EBS leases grandfathered, other loose ends tied down, new build-out terms proposed
The status of hoary Educational Broadband Service leases has been up in the air ever since the FCC made EBS leases subject to the secondary market rules that govern most other spectrum leasing arrangements. But now, thanks to a long-awaited ruling on (among other things) an uncontested compromise proposal, things may start moving again.
The principal issue has been: how long can these EBS leases extend? Originally, such leases were limited to ten years . . . then 15 . . . then there was no limit . . . then (in 2008) the Commission re-imposed the 15-year limit, grandfathering pre-existing leases from the date of execution of the leases.
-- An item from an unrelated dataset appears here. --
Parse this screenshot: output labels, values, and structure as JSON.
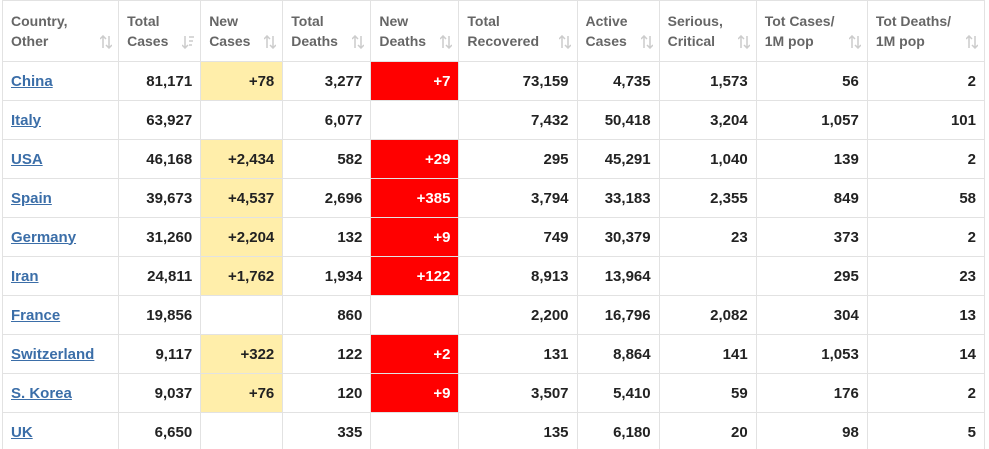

In the FCC’s back-and-forth flip-flopping, it was that latter flip (or was it a flop?) that raised the dander of many EBS lessees – particularly those with leases which (a) may have been “executed” many years ago but (b) have not gone into effect because the start date on the leases was triggered by some other event. The FCC’s casual ruling – perhaps inadvertently –served to severely limit the term of some such leases.
Reconsideration petitions were duly filed and opposed, but eventually the commercial industry group (WCAI) and the educational industry group (NEBSA) jointly offered a compromise solution: the 15 years could run from the execution date if the lease had in fact commenced prior to March 20, 2008 (the date of the Order that caused all the hubbub) or if both parties to the lease agreed to its treatment as grandfathered. The joint proposal also provided that leases entered into between January 24, 1999, and January 5, 2005, that provided for deferred start dates on the leases would be grandfathered for up to 15 years from the agreed start date (rather than from the execution date).
The FCC gladly accepted this compromise proposal (which to our mind leans heavily in favor of the commercial lessees) as meeting most of the interests of both parties. It also was able to avoid the deeper question of whether the FCC can abrogate contracts by administrative fiat.
Cleaning up another loose end, the FCC proposed to give auction winners in upcoming Auction 86 four years from the date of their new licenses to build out their systems rather than the 15 months or so that would be available without a rule change. This much needed revision – if ultimately adopted – would come too late, however, for prospective auction participants who were deterred by the short construction fuse from filing short form applications. Comment deadlines on this proposal have not yet been established, but the comment and reply comment periods will be short (15 and 25 days from Federal Register Publication for comments and reply comments, respectively).
Finally, the FCC clarified that licensees of old channels 1, 2 and 2A can simultaneously operate on both their old channels and their new channels pending migration of all of their subscribers to the new band plan. So theoretically, if an AWS licensee does not evict the incumbent BRS licensee from the old band, it could continue to operate on those 6 – 10/12 MHz of spectrum indefinitely by keeping subscribers on the bands. Not that anyone would ever do such a thing.